Obtain the **variance components for the random effects** using `VarCorr`. The output includes the standard deviation and variance for both components of random variation in the random effects model for this example. The first is the variance among the specimen means. This is the variance among groups, and is confusingly labeled "Intercept" in the output. The second component is the variance among measurements made on the same individuals.

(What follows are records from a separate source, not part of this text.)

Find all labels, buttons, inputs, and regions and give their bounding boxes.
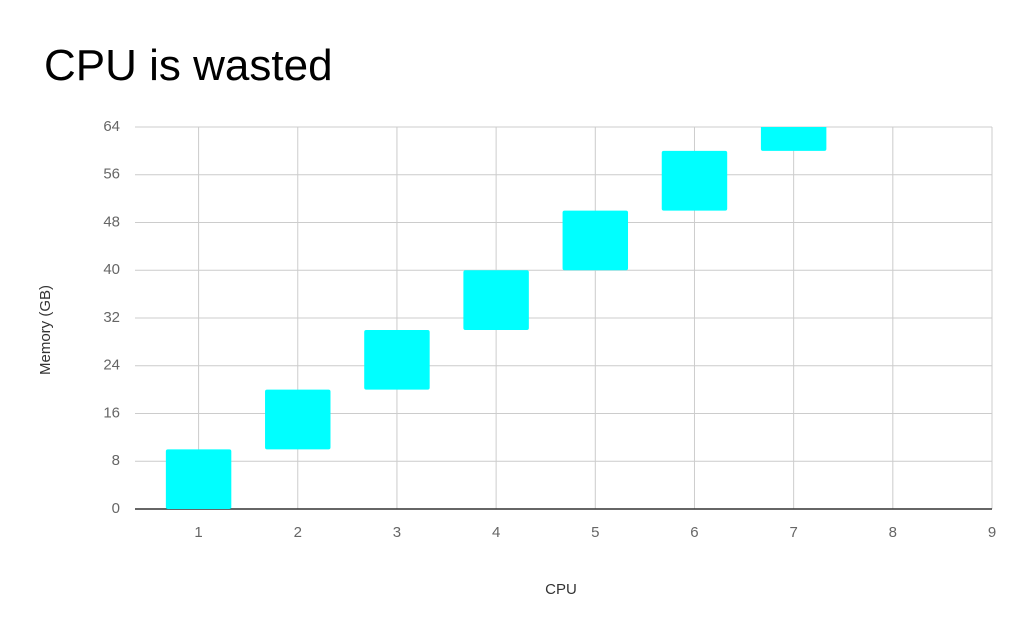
x-tick-label: 8: [889, 524, 897, 541]
x-tick-label: 4: [492, 524, 500, 541]
x-tick-label: 1: [194, 524, 202, 541]
x-tick-label: 3: [393, 524, 401, 541]
y-tick-label: 64: [103, 118, 120, 135]
x-tick-label: 6: [690, 524, 698, 541]
x-tick-label: 2: [294, 524, 302, 541]
x-tick-label: 7: [789, 524, 797, 541]
y-axis-label: Memory (GB): [37, 285, 54, 375]
y-tick-label: 16: [103, 404, 120, 421]
bar: [760, 127, 827, 151]
bar: [364, 329, 430, 390]
y-tick-label: 8: [112, 452, 120, 469]
bar: [661, 150, 728, 211]
y-tick-label: 0: [112, 500, 120, 517]
chart-title: CPU is wasted: [44, 41, 333, 90]
x-tick-label: 9: [988, 524, 996, 541]
bar: [165, 449, 232, 509]
y-tick-label: 24: [103, 357, 120, 374]
y-tick-label: 56: [103, 166, 120, 183]
y-tick-label: 40: [103, 261, 120, 278]
x-axis-label: CPU: [545, 581, 577, 598]
bar: [562, 210, 629, 271]
bar: [265, 389, 331, 450]
y-tick-label: 32: [103, 309, 120, 326]
bars: [165, 127, 827, 509]
y-tick-label: 48: [103, 213, 120, 230]
bar: [463, 270, 529, 330]
x-tick-label: 5: [591, 524, 599, 541]
grid: [135, 126, 993, 510]
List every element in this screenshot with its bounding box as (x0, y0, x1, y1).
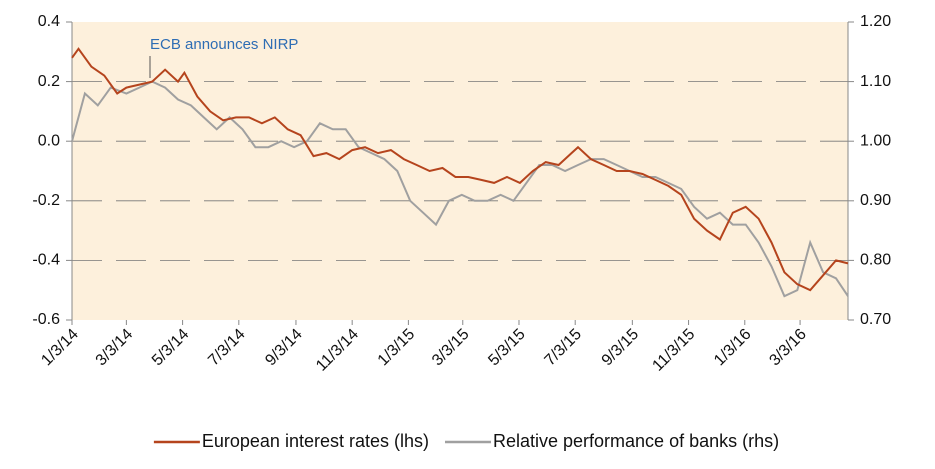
y-tick-label: 0.4 (38, 13, 60, 30)
x-tick-label: 5/3/14 (149, 326, 193, 370)
x-tick-label: 1/3/16 (711, 326, 755, 370)
y2-tick-label: 0.80 (860, 252, 891, 269)
legend-label: European interest rates (lhs) (202, 431, 429, 451)
x-tick-label: 1/3/15 (375, 326, 419, 370)
x-tick-label: 1/3/14 (38, 326, 82, 370)
legend-label: Relative performance of banks (rhs) (493, 431, 779, 451)
series-line (71, 80, 849, 298)
x-tick-label: 7/3/15 (542, 326, 586, 370)
x-tick-label: 11/3/15 (649, 326, 698, 375)
plot-area (72, 22, 848, 320)
x-tick-label: 9/3/15 (599, 326, 643, 370)
x-tick-label: 5/3/15 (485, 326, 529, 370)
y2-tick-label: 0.70 (860, 311, 891, 328)
y-tick-label: 0.2 (38, 73, 60, 90)
y2-tick-label: 1.20 (860, 13, 891, 30)
y-tick-label: 0.0 (38, 132, 60, 149)
x-tick-label: 7/3/14 (205, 326, 249, 370)
x-tick-label: 3/3/14 (93, 326, 137, 370)
y-tick-label: -0.4 (32, 252, 60, 269)
x-tick-label: 3/3/15 (429, 326, 473, 370)
series-line (71, 47, 849, 292)
y-tick-label: -0.2 (32, 192, 60, 209)
x-tick-label: 3/3/16 (766, 326, 810, 370)
y-tick-label: -0.6 (32, 311, 60, 328)
x-tick-label: 11/3/14 (313, 326, 362, 375)
x-tick-label: 9/3/14 (262, 326, 306, 370)
y2-tick-label: 1.00 (860, 132, 891, 149)
y2-tick-label: 1.10 (860, 73, 891, 90)
y2-tick-label: 0.90 (860, 192, 891, 209)
annotation: ECB announces NIRP (150, 36, 298, 53)
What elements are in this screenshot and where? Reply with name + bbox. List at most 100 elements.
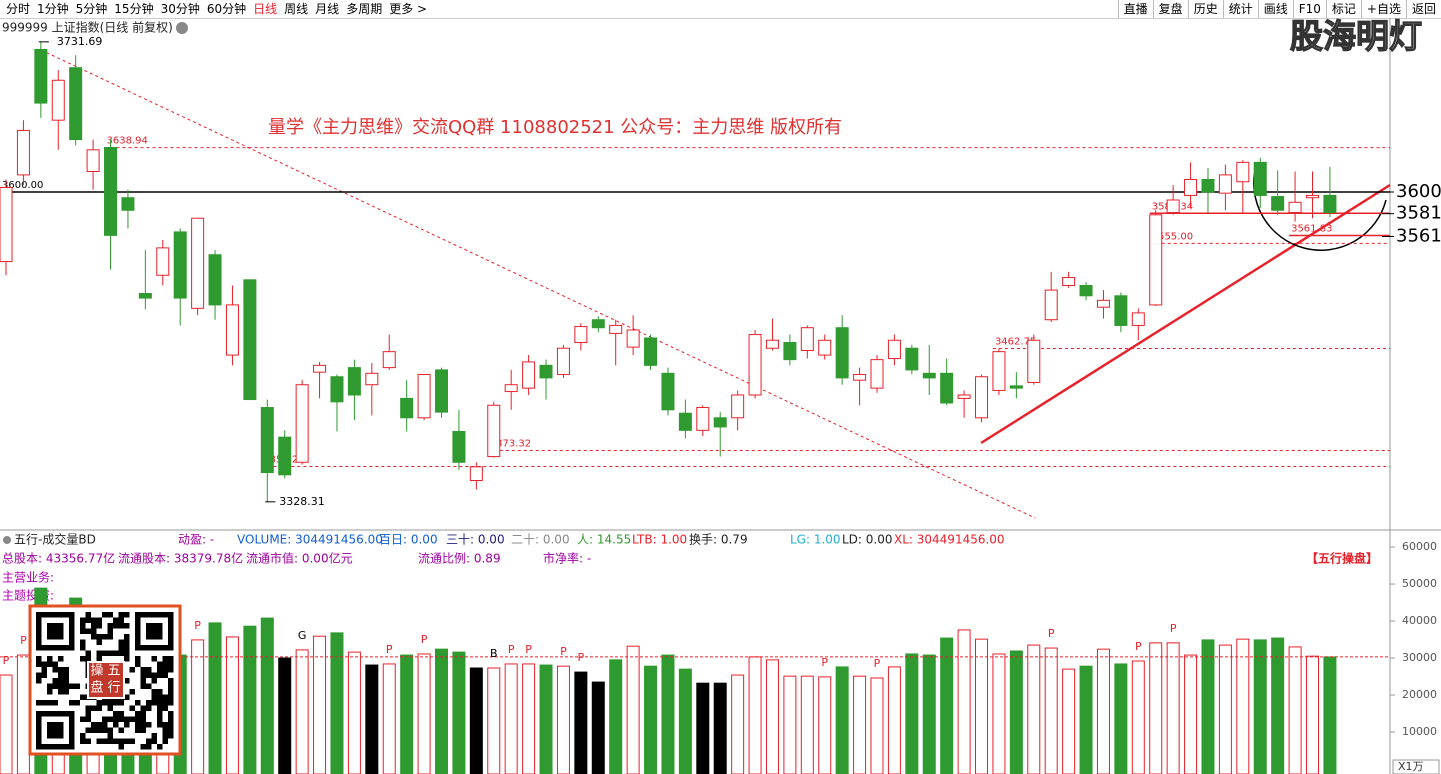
period-tab[interactable]: 30分钟 <box>160 2 200 16</box>
qr-module <box>69 683 75 689</box>
qr-module <box>96 727 102 733</box>
period-tab[interactable]: 分时 <box>6 2 31 16</box>
period-tab[interactable]: 周线 <box>284 2 309 16</box>
period-tab[interactable]: 60分钟 <box>206 2 247 16</box>
qr-module <box>146 700 152 706</box>
tool-button[interactable]: 复盘 <box>1152 0 1188 18</box>
qr-module <box>36 656 42 662</box>
qr-module <box>102 738 108 744</box>
qr-module <box>162 705 168 711</box>
qr-module <box>162 694 168 700</box>
qr-module <box>52 678 58 684</box>
tool-button[interactable]: 标记 <box>1325 0 1361 18</box>
qr-module <box>168 667 174 673</box>
stock-info: 流通比例: 0.89 <box>418 552 501 566</box>
qr-module <box>91 623 97 629</box>
qr-module <box>96 656 102 662</box>
volume-bar <box>225 636 239 774</box>
period-tab[interactable]: 多周期 <box>346 2 383 16</box>
tool-button[interactable]: 直播 <box>1117 0 1153 18</box>
qr-module <box>157 722 163 728</box>
tool-button[interactable]: +自选 <box>1360 0 1406 18</box>
candle-body <box>16 129 30 176</box>
volume-bar <box>1027 644 1041 774</box>
qr-module <box>157 694 163 700</box>
period-tab[interactable]: 月线 <box>315 2 340 16</box>
qr-module <box>118 639 124 645</box>
qr-module <box>118 727 124 733</box>
candle-body <box>765 339 779 349</box>
tool-button[interactable]: 返回 <box>1405 0 1441 18</box>
qr-module <box>157 744 163 750</box>
qr-module <box>124 645 130 651</box>
qr-module <box>140 705 146 711</box>
tool-button[interactable]: F10 <box>1292 0 1326 18</box>
candle-body <box>34 48 48 104</box>
qr-module <box>168 661 174 667</box>
volume-bar <box>347 651 361 774</box>
tool-button[interactable]: 历史 <box>1187 0 1223 18</box>
period-tab[interactable]: 5分钟 <box>75 2 108 16</box>
period-tab[interactable]: 日线 <box>253 2 278 16</box>
tool-button[interactable]: 画线 <box>1257 0 1293 18</box>
qr-module <box>47 661 53 667</box>
period-tab[interactable]: 1分钟 <box>37 2 69 16</box>
qr-module <box>140 716 146 722</box>
volume-bar <box>260 617 274 774</box>
candle-body <box>1027 339 1041 383</box>
candle-body <box>1201 178 1215 193</box>
qr-module <box>107 623 113 629</box>
qr-finder <box>47 623 64 640</box>
period-tab[interactable]: 更多 > <box>389 2 428 16</box>
volume-bar <box>1288 646 1302 774</box>
volume-bar <box>208 622 222 774</box>
qr-module <box>80 628 86 634</box>
qr-module <box>151 678 157 684</box>
qr-module <box>80 733 86 739</box>
signal-label: P <box>386 643 393 656</box>
candle-body <box>278 436 292 476</box>
qr-logo-char: 行 <box>107 681 120 696</box>
qr-module <box>96 634 102 640</box>
volume-bar <box>417 653 431 774</box>
candle-body <box>86 149 100 172</box>
candle-body <box>104 147 118 236</box>
indicator-value: VOLUME: 304491456.00 <box>237 533 383 547</box>
candle-body <box>504 384 518 393</box>
indicator-value: XL: 304491456.00 <box>894 533 1005 547</box>
brand: 【五行操盘】 <box>1306 551 1378 566</box>
qr-module <box>58 656 64 662</box>
qr-finder <box>47 722 64 739</box>
candle-body <box>347 367 361 396</box>
y-tick-label: 50000 <box>1402 577 1437 590</box>
volume-bar <box>0 674 13 774</box>
candle-body <box>1044 289 1058 321</box>
volume-bar <box>295 649 309 774</box>
qr-module <box>36 661 42 667</box>
period-tab[interactable]: 15分钟 <box>114 2 154 16</box>
signal-label: P <box>421 633 428 646</box>
qr-module <box>124 716 130 722</box>
signal-label: B <box>490 647 498 660</box>
qr-module <box>168 727 174 733</box>
volume-bar <box>539 664 553 774</box>
signal-label: P <box>578 651 585 664</box>
candle-body <box>469 466 483 482</box>
qr-module <box>140 744 146 750</box>
candle-body <box>1323 194 1337 214</box>
qr-module <box>85 656 91 662</box>
tool-button[interactable]: 统计 <box>1222 0 1258 18</box>
qr-module <box>47 689 53 695</box>
qr-module <box>135 700 141 706</box>
y-tick-label: 3561 <box>1396 225 1441 246</box>
qr-module <box>113 738 119 744</box>
qr-module <box>85 711 91 717</box>
qr-module <box>129 689 135 695</box>
signal-label: P <box>3 654 10 667</box>
volume-bar <box>1184 654 1198 774</box>
dropdown-icon[interactable] <box>176 22 188 34</box>
candle-body <box>1288 201 1302 214</box>
indicator-icon <box>3 536 11 544</box>
signal-label: P <box>1170 622 1177 635</box>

This is the within group variance, also known as the error mean square, and is labeled "Residual" in the output.

```{r}
walkingstickVarcomp <- VarCorr(walkingstickAnova)
walkingstickVarcomp
```

Calculate the **repeatability** of the walking stick femur measurements using the estimates of the variance components.

```{r}
varAmong  <- as.numeric( walkingstickVarcomp[1,1] )
varWithin <- as.numeric( walkingstickVarcomp[2,1] )
repeatability <- varAmong / (varAmong + varWithin)
repeatability
```

Note that `lme` doesn't test the significance of the random effects (whether the specimen means are significantly different from one another), since the method basically assumes the presence of variance among random means. As a result, there is no ANOVA table for random effects.